As predicted, US regulators have issued Merck & Co with a non-approvable letter for its painkiller Arcoxia as a treatment for osteoarthritis.
The decision by the US Food and Drug Administration comes as a surprise to no-one, as it follows the advice given by one of the agency’s advisory committees which voted 20-1 against recommending approval of Arcoxia (etoricoxib), a COX-2 inhibitor that has been under review since December 2003, citing a possible link to increased risks of heart attacks and strokes.
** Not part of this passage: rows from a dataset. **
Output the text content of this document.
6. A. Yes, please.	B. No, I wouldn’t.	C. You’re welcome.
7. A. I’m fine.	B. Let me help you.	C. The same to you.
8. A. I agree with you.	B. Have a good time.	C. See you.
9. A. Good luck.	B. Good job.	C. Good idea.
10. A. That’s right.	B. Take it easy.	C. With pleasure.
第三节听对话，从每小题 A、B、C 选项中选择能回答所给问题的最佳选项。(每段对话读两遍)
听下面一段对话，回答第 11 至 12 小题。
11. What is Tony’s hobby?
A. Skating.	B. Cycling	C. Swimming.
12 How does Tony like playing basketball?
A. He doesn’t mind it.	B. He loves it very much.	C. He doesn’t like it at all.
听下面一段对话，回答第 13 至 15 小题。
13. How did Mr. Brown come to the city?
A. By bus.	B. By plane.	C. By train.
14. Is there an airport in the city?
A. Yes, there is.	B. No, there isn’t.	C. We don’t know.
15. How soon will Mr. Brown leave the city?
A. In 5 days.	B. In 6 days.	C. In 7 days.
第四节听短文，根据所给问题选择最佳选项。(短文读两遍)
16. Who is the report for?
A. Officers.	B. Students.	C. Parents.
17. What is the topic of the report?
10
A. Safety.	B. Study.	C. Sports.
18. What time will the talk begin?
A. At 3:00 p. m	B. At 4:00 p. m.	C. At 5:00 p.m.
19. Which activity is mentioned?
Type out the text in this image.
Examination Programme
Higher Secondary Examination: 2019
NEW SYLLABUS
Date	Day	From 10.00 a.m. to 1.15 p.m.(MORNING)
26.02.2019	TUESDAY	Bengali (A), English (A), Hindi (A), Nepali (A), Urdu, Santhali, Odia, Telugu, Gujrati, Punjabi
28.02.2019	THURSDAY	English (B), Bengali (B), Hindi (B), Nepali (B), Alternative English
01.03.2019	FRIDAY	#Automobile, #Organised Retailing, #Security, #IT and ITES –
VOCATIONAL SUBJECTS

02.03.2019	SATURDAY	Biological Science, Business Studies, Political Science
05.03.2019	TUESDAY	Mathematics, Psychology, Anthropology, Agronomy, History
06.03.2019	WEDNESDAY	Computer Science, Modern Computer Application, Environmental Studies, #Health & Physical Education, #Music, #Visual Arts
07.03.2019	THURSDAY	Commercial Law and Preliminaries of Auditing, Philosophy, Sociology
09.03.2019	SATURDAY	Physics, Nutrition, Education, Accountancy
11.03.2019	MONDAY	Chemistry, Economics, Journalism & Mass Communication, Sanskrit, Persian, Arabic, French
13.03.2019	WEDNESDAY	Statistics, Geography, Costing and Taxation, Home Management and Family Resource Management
The FDA indicated that Merck would need to provide additional data in support of the benefit-to-risk profile for the proposed doses of Arcoxia in order to gain approval. The advisory panel had fiercely criticised the firm’s choice of diclofenac as the comparator drug in its New Drug Application, arguing that it has higher heart risks than similar treatments, such as naproxen.
The FDA is clearly concerned that Arcoxia could pose some of the same cardiovascular risks as the company's withdrawn pain-reliever Vioxx (rofecoxib) and given the controversial nature of that treatment, rejection of another COX-2 inhibitor was expected. However, Peter Kim, president of Merck Research Laboratories, said the firm disappointed, saying there is “more long-term safety data from controlled clinical trials, in terms of patient-years on treatment, for Arcoxia than for any other non-steroidal anti-inflammatory drugs.”
Merck is not saying whether it will conduct additional studies and resubmit its application in the future but confirmed that it will continue to market Arcoxia in the 63 countries where it is already approved. The drug brought in $265 million in revenues in 2006.